Just then Mom and Mackenzie exit the interview room. Mac looks ecstatic, while Mom seems defeated.

Tom sees them coming as well.

“Well, I guess I should let you go. Great talking with you, Lexi. Really, great.” He hands me his business card. Thomas Woodhouse, Associate Producer,
Texas Beauty Tykes
.

Yeah, great.

Mom will end my life if she finds out that I ruined Mackenzie’s chances at reality TV infamy.

I used to spend the majority of pageants watching with my eyeballs rolled up into my skull, but today I decide on a different approach. I knew there were some correlations between pageants and being in high school, but once I pay attention, it’s a little shocking.

Generally speaking, tight, sparkly outfits get the most positive response from the crowd/The Chosen Ones. Confident poses elicit the most head nodding from the judges/jocks. Lighter-haired girls are the biggest winners (a.k.a. Alyssa, but we already knew that).

I start writing all this down to tell Benny later.

“Are you taking
notes
?” Logan gestures toward the notebook in my hand.

“Oh, yeah.” Although I don’t think Logan would appreciate my theories. “Just a little … experiment.”

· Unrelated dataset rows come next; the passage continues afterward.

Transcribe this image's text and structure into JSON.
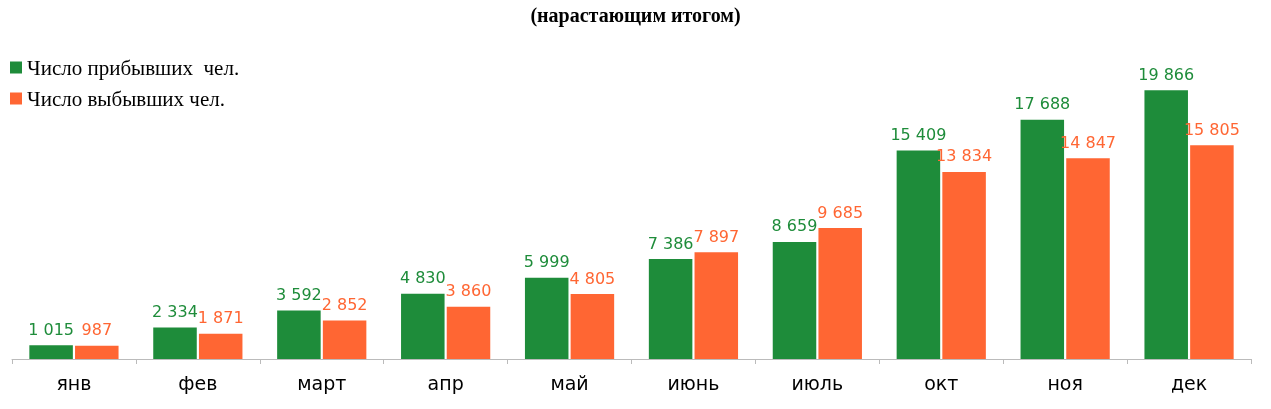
{
  "chart_data": {
    "type": "bar",
    "title": "(нарастающим итогом)",
    "categories": [
      "янв",
      "фев",
      "март",
      "апр",
      "май",
      "июнь",
      "июль",
      "окт",
      "ноя",
      "дек"
    ],
    "series": [
      {
        "name": "Число прибывших  чел.",
        "color": "#1e8c3a",
        "values": [
          1015,
          2334,
          3592,
          4830,
          5999,
          7386,
          8659,
          15409,
          17688,
          19866
        ],
        "value_labels": [
          "1 015",
          "2 334",
          "3 592",
          "4 830",
          "5 999",
          "7 386",
          "8 659",
          "15 409",
          "17 688",
          "19 866"
        ]
      },
      {
        "name": "Число выбывших чел.",
        "color": "#ff6633",
        "values": [
          987,
          1871,
          2852,
          3860,
          4805,
          7897,
          9685,
          13834,
          14847,
          15805
        ],
        "value_labels": [
          "987",
          "1 871",
          "2 852",
          "3 860",
          "4 805",
          "7 897",
          "9 685",
          "13 834",
          "14 847",
          "15 805"
        ]
      }
    ],
    "legend": "top left"
  }
}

He studies my face for a moment. I do my best to not look away.

“It seems like you’ve been doing a lot of, ah, experiments lately.”

I can’t help but smile. “For example?”

It doesn’t take a rocket scientist to figure out that something’s going on with me; I’m curious to see what Logan’s theory is. I’ve heard the current rumor around school is that I want to try out for cheerleading next year.